TOOL's MAYNARD JAMES KEENAN Says He Has Had COVID-19 Four Times Already
June 9, 2022In a new interview with the Arizona Republic, TOOL frontman Maynard James Keenan revealed that he has spent a good portion of the past two years recovering from COVID-19.
"I just had it the fourth time," he said. "I got the European-flavored one. That was fun."
Maynard, who first got vaccinated against COVID-19 in March 2021, went on to say that he is feeling better now. "It was a flu," he said. "It's done."
According to Maynard, being infected with the coronavirus is another cost of doing business when you are in a touring band.
"I mean, when you're in a room full of thousands of people, it's being passed around," he said. "You get into a tube and you fly 10 hours in a contained environment, you're gonna get it. If somebody has it and you're gonna get it, you can get it. That's just the nature of what it is now. We need to embrace that and stop freaking the (expletive) out."
Back in February 2021, Maynard said that he battled COVID-19 twice in the span of just a few months before he got vaccinated. The TOOL frontman told "Strombo" on Apple Music Hits that he suffered a second COVID-19 infection around "mid-November" 2020 "and ended up in the ER on December 1" of that year.
"Ugly, ugly. Couldn't breathe," he said. "I could barely put two words together without going into a coughing fit that, you know? It ended up kind of also progressing into pneumonia. So, if I stayed in the hospital, they said, 'Okay, we can keep you here, but you're fighting 12 other people for a bed and a ventilator we don't have, so what do you want to do?' I'm like, 'Well, I need to breathe and I need to sleep.' So, you're just treating symptoms at that point. There's nothing you can do other than treat the symptom, so for a real cough medicine, not the crap over-the-counter and then like an inhaler, and some antibiotics to fight the pneumonia and strap the fuck in."

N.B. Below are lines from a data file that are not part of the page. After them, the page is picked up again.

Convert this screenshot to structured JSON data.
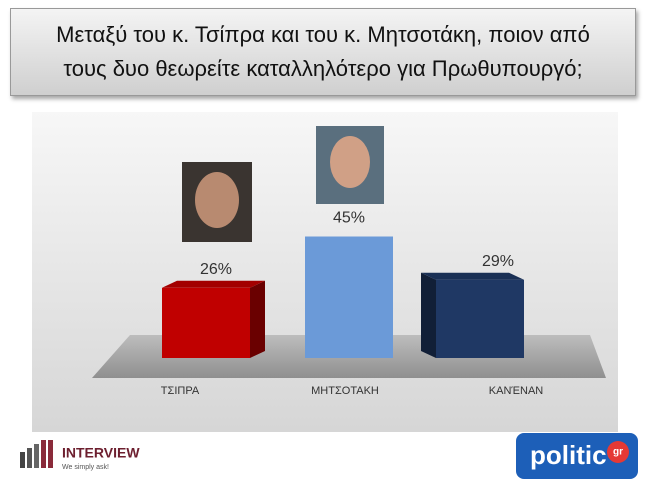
{
  "chart_data": {
    "type": "bar",
    "title": "Μεταξύ του κ. Τσίπρα και του κ. Μητσοτάκη, ποιον από τους δυο θεωρείτε καταλληλότερο για Πρωθυπουργό;",
    "categories": [
      "ΤΣΙΠΡΑ",
      "ΜΗΤΣΟΤΑΚΗ",
      "ΚΑΝΈΝΑΝ"
    ],
    "values": [
      26,
      45,
      29
    ],
    "value_labels": [
      "26%",
      "45%",
      "29%"
    ],
    "colors": [
      "#c00000",
      "#6b9ad8",
      "#1f3864"
    ]
  },
  "logos": {
    "left": {
      "name": "INTERVIEW",
      "tagline": "We simply ask!"
    },
    "right": {
      "name": "politic",
      "suffix": "gr"
    }
  }
}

Keenan previously discussed his first bout with coronavirus in October 2020, telling AZ Central that he suffered symptoms of the disease in February of that year and was still recovering eight months later. "I'm still dealing with the residual effects," he said at the time, "But it was ugly. I survived it, but it wasn't pretty. So I definitely had to deal with that."
In a November 2020 interview with Consequence Of Sound, Keenan lamented the fact that political leaders depicted mask-wearing as a political act and publicly downplayed the risks of the virus.

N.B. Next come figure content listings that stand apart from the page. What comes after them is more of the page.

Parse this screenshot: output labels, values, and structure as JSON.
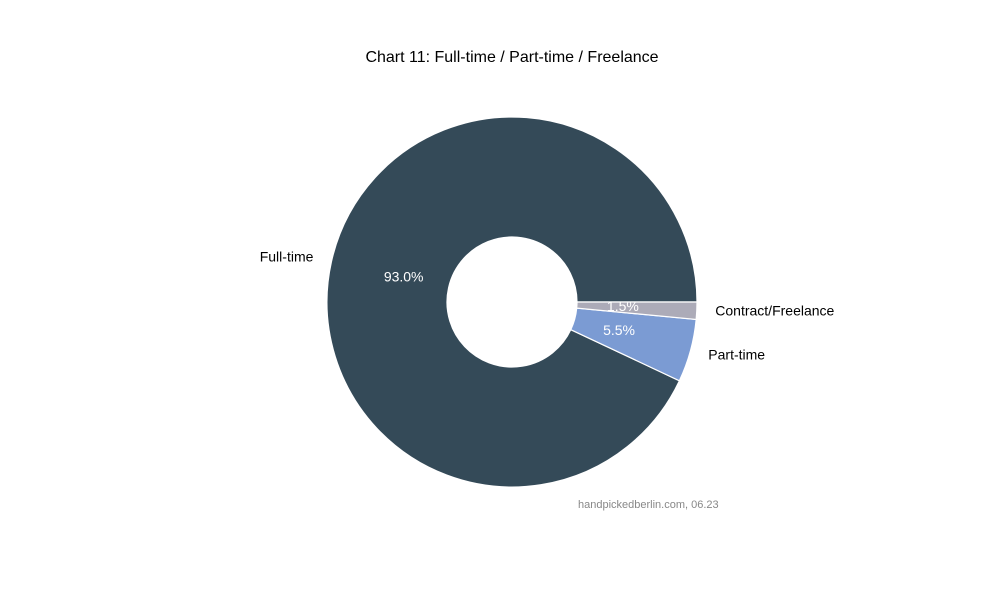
{
  "chart_data": {
    "type": "donut",
    "title": "Chart 11: Full-time / Part-time / Freelance",
    "categories": [
      "Full-time",
      "Part-time",
      "Contract/Freelance"
    ],
    "values": [
      93.0,
      5.5,
      1.5
    ],
    "value_labels": [
      "93.0%",
      "5.5%",
      "1.5%"
    ],
    "colors": [
      "#344a58",
      "#7b9bd3",
      "#acabb8"
    ],
    "source": "handpickedberlin.com, 06.23"
  }
}
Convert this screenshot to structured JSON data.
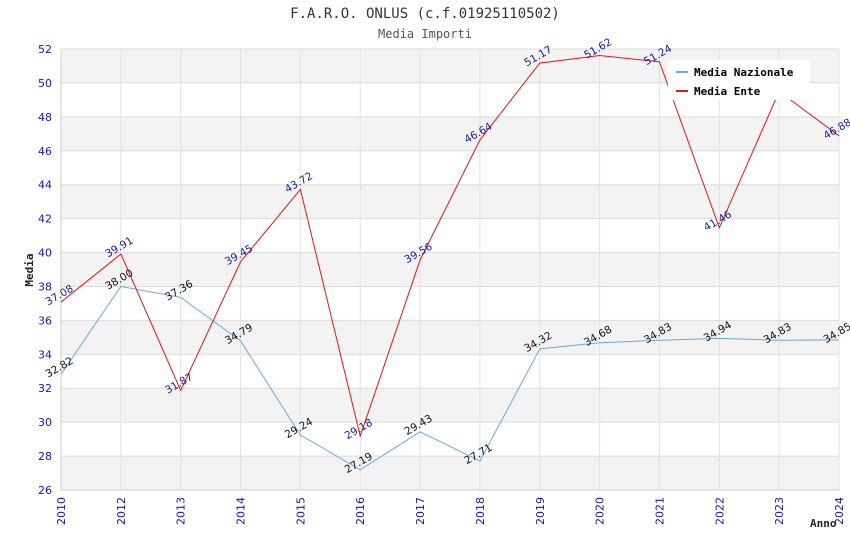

"There's logic attached to just looking out for each other," he said. "I have a lot more questions than answers, honestly. Is this thing like a flame on a candle? If you stand in the corner far enough away from somebody, does the flame burn the candle down, and then it can no longer light your candle? Or is it not like that at all, and it's going to live on beyond its own cycle within you? I have no idea, but the idea of temporarily isolating and really adhering to the isolation, it seems like that would've worked."
He continued: "But we tend to be fairly arrogant. I knew what I went through and I know what I'm still going through, so I would recommend that you take this seriously, but I feel like that's just going to fall on deaf ears. It's just going to be a polarized, politicized statement, so it's pointless. In that case, I'm just going to worry about keeping my family safe and keeping my friends safe."